Les hommes de conviction sont rarement appréciés par les esprits chagrins.
Ce tome fait suite à Lefranc - Tome 26 - Mission Antarctique (2015, par François Corteggiani & Christophe Alvès) qu’il n’est pas nécessaire d’avoir lu avant, mais ce serait dommage de s’en priver. Sa première édition date de 2016. Il a été réalisé par Roger Seiter pour le scénario, par Régric (Frédéric Legrain) pour les dessins, et la mise en couleurs a été réalisée par Bruno Wesel. Il comprend quarante-six pages de bande dessinée. Il met en scène le héros créé en 1952 par Jacques Martin (1921-2010) dont les aventures ont commencé avec La grande menace.
Novembre 1959, dans le Pacifique Sud, à plusieurs milliers de kilomètres des côtes chiliennes… L’Arturo Prat, un petit cargo en provenance de Valparaiso, fait route vers l’île de Pâques… Le cargo, transformé en navire scientifique, a été affrété par Antoine Lasalle, un archéologue français qui se rend à Rapa Nui pour une campagne de fouilles. Lefranc a rejoint l’expédition à la demande son amie Julie Lasalle. La jeune ethnologue accompagne son père pour étudier la civilisation des Pascuans et le journaliste entend bien profiter de l’opportunité pour faire un reportage sur cette ile fascinante. Après avoir demandé à Antoine Lassalle où elle se trouve, Guy Lefranc se dirige vers le pont arrière pour aller retrouver sa fille Julie. Elle est confortablement installée dans une chilienne, lisant l’ouvrage de Thor Heyerdahl qui est la plus récente publication scientifique consacrée à l’île de Pâques. Elle en recommande la lecture au journaliste. Ce dernier lui fait observer que Heyerdahl n’est ni un archéologue, ni un ethnologue, et ses travaux sont largement contestés. Elle balaye ces objections d’une remarque : Les hommes de conviction sont rarement appréciés par les esprits chagrins.

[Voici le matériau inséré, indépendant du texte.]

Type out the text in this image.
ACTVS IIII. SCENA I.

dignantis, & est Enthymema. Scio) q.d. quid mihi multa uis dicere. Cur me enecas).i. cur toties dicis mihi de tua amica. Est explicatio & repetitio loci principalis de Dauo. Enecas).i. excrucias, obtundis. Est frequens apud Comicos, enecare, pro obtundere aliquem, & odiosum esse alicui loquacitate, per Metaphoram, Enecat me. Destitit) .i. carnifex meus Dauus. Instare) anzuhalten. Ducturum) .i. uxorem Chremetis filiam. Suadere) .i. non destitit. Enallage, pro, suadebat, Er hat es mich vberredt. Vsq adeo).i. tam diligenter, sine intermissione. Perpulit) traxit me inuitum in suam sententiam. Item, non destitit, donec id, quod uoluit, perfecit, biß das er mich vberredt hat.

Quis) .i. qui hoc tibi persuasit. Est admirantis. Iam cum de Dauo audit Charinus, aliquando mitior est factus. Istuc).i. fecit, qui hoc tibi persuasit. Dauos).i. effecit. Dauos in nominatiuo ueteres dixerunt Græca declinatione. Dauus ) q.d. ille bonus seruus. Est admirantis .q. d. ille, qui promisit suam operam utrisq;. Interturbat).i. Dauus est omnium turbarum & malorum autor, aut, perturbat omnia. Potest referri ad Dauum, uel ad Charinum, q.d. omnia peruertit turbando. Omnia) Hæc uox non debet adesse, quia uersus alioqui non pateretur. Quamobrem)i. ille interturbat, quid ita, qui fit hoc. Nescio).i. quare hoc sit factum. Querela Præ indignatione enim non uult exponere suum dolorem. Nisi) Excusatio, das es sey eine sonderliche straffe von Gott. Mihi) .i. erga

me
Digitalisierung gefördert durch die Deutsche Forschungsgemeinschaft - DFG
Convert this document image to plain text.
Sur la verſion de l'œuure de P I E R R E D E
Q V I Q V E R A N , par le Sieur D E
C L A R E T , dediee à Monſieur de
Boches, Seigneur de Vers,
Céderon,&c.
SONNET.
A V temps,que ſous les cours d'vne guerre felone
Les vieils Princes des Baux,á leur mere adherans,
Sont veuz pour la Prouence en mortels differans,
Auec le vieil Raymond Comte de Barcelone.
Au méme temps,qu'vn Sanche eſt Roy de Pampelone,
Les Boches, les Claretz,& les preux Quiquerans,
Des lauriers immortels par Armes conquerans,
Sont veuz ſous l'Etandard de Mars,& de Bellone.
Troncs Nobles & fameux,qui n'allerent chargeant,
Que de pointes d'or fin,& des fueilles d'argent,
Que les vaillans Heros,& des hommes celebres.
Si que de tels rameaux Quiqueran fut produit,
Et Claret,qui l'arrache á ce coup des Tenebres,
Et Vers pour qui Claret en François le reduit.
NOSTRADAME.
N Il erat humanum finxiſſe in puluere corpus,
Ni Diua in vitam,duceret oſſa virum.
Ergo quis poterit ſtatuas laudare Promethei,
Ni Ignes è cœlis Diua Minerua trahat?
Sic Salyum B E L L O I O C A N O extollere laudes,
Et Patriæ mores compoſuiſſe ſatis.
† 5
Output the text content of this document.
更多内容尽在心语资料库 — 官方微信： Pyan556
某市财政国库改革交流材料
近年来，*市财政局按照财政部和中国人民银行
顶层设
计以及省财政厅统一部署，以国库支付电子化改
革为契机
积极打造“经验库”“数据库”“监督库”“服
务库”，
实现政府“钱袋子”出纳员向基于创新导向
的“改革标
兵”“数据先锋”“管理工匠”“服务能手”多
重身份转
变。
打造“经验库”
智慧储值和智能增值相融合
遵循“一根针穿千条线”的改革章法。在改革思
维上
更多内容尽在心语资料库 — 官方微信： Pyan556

Au même moment, au Grand Hotel Bolivar à Lima, monsieur Di Marco accueille monsieur Zhang qui trouve que son interlocuteur ne se refuse rien, car il a pris la suite la plus chère de l’hôtel. Il ajoute que dans son pays les hommes se battent par conviction, pas pour de l’argent. Zhang ouvre sa mallette qui est pleine de billets de banque. Il en sort également un dossier intitulé : Novembre 1987, Spoutnik II, Laïka. Di Marco indique que tout est en place : il a acheté le navire et recruté les hommes. Zhang indique que de son côté, son gouvernement a retourné ou gagné à leur cause, tous les scientifiques indispensables à la réussite du plan. Di Marco propose de trinquer, il lève son verre à la réussite de leur entreprise. Un crépuscule adoucit la lumière de l’île de Pâques. Longeant les falaises escarpées de la côte nord, un cavalier flanqué d’une mule chevauche vers l’est. Il s’arrête devant un moai, et descend de sa monture. Il prend une lampe et dirige vers un rocher qu’il fait glisser. Il va prendre les fagots chargés sur le dos de la mule, et il descend dans la caverne, celle-ci présentant une ouverture vers l’océan. Un quart d’heure plus tard, un Pascuan arrive à la hauteur du cheval et de la mule. Il calme le cheval, et il entend un craquement dans son dos.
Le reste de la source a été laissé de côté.